Biraz fantastik, biraz gerçek, biraz kurgu
Deneyimli gazeteci Mehmet Ali Demir, akıcı ve farklı kurgusuyla merak uyandıran polisiye romanı HALİBYA Güneşin Maden Ocağı ile eski ve unutulmaya yüz tutmuş bir Anadolu medeniyetini bizlere yeniden hatırlattı.
Bu günlerde piyasaya yeni çıkan bir polisiye roman, tarihle harmanladığı konusuyla üzerinde yaşadığımız ve yüzlerce medeniyete ev sahipliği yapmış olan bu toprakların kültürünün ne kadar derin ve eşsiz zenginlikte olduğunu bir kez daha bizlere kanıksattı.
Eskinin polis adliye muhabiri, şimdilerde ise TV 100’ün haber editörü deneyimli gazeteci Mehmet Ali Demir, akıcı ve farklı kurgusuyla merak uyandıran polisiye romanı HALİBYA Güneşin Maden Ocağı ile eski ve unutulmaya yüz tutmuş bir Anadolu medeniyetini bizlere yeniden hatırlattı.
Arsine Yayınlarından çıkan kitapta yazar, Homeros’un İlyada Destanı’nda adını geçirdiği ve büyük savaşta Turuva’yı korumak için Karadeniz bölgesinden savaşa katılan gümüş ve demiri işemedeki ustalıkları ile batı medeniyetlerinin bile mitlerine konu olan KHALİBLER’in yani, Halibya’nın usta demircilerinin izinden gidiyor.
Halibya’nın ustaları Güneşin Maden Ocağı’ndan çıkan gök demirine verdikleri sırlı su ile ürettikleri kırılmaz ve tüğ gibi hafif olan çeliği özel istek üzerine Sultan İkinci Abdülhamit’e hediye olacak kısa mavzerler için kullanırlar.
Abdülhamit döneminde silah ajanlıkları hat safhadadır.
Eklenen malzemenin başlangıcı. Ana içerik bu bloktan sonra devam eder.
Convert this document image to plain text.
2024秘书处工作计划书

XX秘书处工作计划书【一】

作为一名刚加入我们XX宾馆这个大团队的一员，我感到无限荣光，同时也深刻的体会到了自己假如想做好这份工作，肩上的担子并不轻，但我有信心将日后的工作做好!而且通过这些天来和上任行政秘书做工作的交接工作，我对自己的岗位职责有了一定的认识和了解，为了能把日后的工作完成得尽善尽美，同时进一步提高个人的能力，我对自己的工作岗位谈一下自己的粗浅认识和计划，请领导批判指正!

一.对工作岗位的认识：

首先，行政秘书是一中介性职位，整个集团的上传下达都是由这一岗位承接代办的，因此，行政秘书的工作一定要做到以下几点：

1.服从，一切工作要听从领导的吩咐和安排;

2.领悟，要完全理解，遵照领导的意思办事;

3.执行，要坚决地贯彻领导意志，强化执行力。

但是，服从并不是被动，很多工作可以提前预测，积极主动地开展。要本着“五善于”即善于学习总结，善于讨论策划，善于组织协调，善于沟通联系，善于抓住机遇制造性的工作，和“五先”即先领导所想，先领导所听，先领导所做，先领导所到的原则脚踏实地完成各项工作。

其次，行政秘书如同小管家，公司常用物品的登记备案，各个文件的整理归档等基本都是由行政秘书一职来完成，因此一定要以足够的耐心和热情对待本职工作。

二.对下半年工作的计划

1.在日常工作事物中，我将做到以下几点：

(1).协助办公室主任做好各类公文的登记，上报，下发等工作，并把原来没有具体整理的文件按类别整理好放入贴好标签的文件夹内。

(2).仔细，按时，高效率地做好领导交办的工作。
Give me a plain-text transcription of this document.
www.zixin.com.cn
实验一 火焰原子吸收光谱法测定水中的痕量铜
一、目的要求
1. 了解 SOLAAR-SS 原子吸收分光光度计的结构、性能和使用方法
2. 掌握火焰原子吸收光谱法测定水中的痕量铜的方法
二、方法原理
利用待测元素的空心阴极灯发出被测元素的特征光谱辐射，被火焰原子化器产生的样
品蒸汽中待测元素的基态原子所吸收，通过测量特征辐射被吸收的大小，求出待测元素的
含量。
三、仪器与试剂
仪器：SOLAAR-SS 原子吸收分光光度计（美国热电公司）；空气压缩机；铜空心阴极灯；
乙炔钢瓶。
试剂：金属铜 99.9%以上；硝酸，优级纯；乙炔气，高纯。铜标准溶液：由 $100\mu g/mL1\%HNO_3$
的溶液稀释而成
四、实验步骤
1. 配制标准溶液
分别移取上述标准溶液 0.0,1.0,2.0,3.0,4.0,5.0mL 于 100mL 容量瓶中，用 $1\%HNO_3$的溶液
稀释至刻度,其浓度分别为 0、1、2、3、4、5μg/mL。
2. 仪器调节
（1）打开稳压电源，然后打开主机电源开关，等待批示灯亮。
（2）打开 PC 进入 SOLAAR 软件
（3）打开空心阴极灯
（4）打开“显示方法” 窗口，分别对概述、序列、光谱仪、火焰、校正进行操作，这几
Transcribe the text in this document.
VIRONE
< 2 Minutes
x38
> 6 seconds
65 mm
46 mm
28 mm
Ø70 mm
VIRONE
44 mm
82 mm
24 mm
Dahası sultan ordunun modernizasyonu için Almanlarla anlaşmıştır. Yüklü Mavzer silah sıtışı Almanları ihya etmişken Halibya ustalarının sırlarla dolu efsane çeliği, daha büyük silah anlaşmaları öncesinde sultanın aklını çelecek kadar iddialıdır. Ajanların peşinde oldukları asıl şey ise efsanelere konu alan Güneşin Maden Odacağı’ndan çıkan gök demiridir.
Yüz yıl kadar sonra 2008 yılında İstanbul Kadıköy Erenköy Tren İstasyonu’na yakın bir noktada trenin önüne atlayan yaşlı bir adamın intihar gibi görünen şüpheli ölüm doyası Adli Tıp Kurumu raporuyla cinayet dosyası olarak yeniden açılır. Dosyada öldürülen kişin karanlık kimliği İstanbul Cinayet Masası’nı, ucu Ankara’ya bürokratlara uzanan silah kaçakçılığı ve ulusal güvenlik meseleleriyle örülü karmaşık bir dizi dosyanın içine sürükler.